In a separate, post-hoc analysis of pooled data from a 52-week phase 2 trial and the four phase 3 SCALE trials (three lasting 56 weeks; one lasting 32 weeks), researchers compared the efficacy and safety of liraglutide vs. placebo in different racial subgroups: white (n = 4,945), black (n = 580), Asian (n = 172) and other (n = 116). Across subgroups, most participants in the randomized, double blind trials were women (60% to 80%) and mean age ranged from 41 to 48 years. Participants across all subgroups assigned liraglutide experienced greater mean weight loss from baseline until end of treatment compared with those assigned placebo (white: -7.74% vs. -2.35%; black: -6.29% vs. -1.36%; Asian: -6.29% vs. -2.52%; other: -7.31% vs. -0.49%). In each subgroup, more participants lost more than 5% of their baseline body weight with liraglutide (range, 52% to 62%) vs. placebo (8.7% to 25%) and more than 10% of their baseline body weight with liraglutide (22% to 33%) compared with those assigned placebo (0% to 8.9%, P < .02 for all).
A separate post-hoc analysis pulling from the same randomized, double blind trails compared the effects of liraglutide in Hispanic patients both with and without type 2 diabetes (n = 551; 76% women; mean age, 42 years; mean BMI, 37.1 kg/m2) with effects in non-Hispanic patients (n = 4,790; 70% women; mean age, 48 years; mean BMI, 38 kg/m2). Both subgroups achieved clinically significant and similar weight loss with liraglutide vs. placebo.
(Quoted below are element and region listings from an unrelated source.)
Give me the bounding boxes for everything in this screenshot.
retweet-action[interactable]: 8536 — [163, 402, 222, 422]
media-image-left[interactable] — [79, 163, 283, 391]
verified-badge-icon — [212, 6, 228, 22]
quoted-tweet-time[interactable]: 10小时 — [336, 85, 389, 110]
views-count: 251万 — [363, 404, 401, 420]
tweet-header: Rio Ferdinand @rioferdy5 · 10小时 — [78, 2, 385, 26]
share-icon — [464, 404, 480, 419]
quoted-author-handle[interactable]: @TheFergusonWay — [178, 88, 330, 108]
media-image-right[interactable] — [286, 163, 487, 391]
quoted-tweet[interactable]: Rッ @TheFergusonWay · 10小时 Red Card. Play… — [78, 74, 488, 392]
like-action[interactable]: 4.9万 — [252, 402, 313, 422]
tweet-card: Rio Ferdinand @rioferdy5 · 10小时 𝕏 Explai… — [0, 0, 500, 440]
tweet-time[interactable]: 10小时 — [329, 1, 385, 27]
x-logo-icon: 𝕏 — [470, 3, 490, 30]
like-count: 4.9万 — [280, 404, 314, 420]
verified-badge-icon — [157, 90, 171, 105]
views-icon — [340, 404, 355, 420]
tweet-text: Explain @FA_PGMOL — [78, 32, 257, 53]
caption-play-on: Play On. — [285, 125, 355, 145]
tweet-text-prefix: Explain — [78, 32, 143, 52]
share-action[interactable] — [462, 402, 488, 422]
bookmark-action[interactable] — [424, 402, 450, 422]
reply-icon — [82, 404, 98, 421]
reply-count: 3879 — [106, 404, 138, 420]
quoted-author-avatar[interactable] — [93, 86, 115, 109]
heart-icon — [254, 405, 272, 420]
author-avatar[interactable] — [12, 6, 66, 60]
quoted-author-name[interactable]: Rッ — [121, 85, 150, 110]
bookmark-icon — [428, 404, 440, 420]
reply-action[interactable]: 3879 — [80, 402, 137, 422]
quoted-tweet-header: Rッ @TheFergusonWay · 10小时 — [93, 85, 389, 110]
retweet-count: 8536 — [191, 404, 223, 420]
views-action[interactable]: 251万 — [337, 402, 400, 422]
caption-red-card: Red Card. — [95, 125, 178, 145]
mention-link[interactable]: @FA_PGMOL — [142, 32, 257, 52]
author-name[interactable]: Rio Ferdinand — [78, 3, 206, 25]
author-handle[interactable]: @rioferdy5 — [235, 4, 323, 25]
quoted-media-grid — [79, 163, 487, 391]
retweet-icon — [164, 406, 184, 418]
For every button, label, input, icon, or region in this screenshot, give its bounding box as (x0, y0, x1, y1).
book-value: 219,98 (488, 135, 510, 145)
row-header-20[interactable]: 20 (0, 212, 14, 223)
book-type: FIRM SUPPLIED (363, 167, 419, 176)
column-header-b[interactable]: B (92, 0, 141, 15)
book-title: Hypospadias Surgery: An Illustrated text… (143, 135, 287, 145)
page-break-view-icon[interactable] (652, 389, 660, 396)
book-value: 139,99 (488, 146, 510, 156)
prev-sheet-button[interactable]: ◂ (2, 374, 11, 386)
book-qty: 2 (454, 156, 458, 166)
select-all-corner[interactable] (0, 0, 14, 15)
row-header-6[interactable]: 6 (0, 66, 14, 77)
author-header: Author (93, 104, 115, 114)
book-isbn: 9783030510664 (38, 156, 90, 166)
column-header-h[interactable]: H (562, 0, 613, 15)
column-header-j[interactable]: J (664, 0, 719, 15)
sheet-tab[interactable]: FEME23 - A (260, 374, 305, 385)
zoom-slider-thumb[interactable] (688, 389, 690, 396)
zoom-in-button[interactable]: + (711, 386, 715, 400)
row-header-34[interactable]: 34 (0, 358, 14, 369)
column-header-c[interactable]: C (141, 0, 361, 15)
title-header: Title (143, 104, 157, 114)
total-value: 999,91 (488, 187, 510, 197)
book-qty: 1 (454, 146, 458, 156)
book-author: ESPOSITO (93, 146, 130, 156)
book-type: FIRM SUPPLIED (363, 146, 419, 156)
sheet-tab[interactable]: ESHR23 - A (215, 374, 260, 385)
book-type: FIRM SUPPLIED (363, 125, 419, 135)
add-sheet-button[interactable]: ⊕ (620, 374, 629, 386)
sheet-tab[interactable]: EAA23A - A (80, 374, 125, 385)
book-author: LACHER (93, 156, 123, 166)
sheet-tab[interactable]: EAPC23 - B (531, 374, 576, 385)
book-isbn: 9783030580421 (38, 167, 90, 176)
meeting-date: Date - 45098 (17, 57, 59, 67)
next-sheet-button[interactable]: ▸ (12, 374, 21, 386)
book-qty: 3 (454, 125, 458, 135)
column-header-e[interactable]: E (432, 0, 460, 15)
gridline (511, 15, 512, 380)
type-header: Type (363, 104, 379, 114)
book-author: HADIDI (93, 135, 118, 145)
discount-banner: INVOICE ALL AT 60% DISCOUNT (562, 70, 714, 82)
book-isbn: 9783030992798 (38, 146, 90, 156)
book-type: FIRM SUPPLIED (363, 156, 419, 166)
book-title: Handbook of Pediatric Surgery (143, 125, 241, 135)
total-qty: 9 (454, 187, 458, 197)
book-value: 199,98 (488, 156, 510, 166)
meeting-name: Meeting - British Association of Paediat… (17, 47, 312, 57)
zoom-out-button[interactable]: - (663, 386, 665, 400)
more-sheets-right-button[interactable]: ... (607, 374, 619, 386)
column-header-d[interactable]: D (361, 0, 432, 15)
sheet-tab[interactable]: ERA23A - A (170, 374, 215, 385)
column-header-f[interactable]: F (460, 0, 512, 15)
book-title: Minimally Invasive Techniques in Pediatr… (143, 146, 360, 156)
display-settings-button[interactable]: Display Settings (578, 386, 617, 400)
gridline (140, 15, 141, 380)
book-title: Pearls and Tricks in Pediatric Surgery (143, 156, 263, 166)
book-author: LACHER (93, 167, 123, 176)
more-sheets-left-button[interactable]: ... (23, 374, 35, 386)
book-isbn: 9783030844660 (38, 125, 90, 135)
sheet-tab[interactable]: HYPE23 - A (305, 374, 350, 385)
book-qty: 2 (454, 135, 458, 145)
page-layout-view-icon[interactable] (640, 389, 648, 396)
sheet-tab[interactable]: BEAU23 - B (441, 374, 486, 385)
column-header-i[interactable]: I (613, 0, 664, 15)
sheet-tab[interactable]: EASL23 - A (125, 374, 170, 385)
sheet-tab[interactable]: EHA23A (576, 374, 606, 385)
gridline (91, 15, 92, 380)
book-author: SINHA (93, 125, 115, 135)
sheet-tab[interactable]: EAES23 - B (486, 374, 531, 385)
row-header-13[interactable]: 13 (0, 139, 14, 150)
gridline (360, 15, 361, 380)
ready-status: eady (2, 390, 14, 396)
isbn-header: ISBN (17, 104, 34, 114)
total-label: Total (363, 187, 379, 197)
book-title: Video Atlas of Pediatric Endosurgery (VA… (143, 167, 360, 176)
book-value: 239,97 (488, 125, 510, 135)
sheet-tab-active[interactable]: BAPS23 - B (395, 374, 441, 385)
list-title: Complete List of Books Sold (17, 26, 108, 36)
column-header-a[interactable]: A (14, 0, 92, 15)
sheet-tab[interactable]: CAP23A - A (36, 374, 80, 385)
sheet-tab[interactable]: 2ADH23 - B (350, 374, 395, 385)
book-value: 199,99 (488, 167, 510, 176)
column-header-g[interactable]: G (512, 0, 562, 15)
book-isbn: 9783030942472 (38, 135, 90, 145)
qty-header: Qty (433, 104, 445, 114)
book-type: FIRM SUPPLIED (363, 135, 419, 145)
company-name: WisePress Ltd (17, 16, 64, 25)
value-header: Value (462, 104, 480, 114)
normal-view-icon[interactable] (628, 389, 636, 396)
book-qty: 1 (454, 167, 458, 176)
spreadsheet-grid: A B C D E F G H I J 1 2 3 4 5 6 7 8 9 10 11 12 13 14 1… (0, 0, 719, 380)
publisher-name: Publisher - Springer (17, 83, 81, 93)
Hispanic participants assigned liraglutide lost 6.95% of their body weight; Hispanic patients assigned placebo lost 1.54% of their body weight. Non-Hispanic participants assigned liraglutide lost 7.54% of their body weight, whereas non-Hispanic patients assigned placebo lost 2.25% of their body weight. - by Regina Schaffer
Reference s :
Ard J, et al. Abstract #612.
Kolotkin R, et al. Abstract #610.
Lean M, et al. Abstract #611.
O’Neil P, et al.; Abstract #615. All presented at: AACE 24th Annual Scientific & Clinical Congress; May 13-17, 2015; Nashville, Tenn.
Disclosure: Researchers in all studies reported financial support from Novo Nordisk.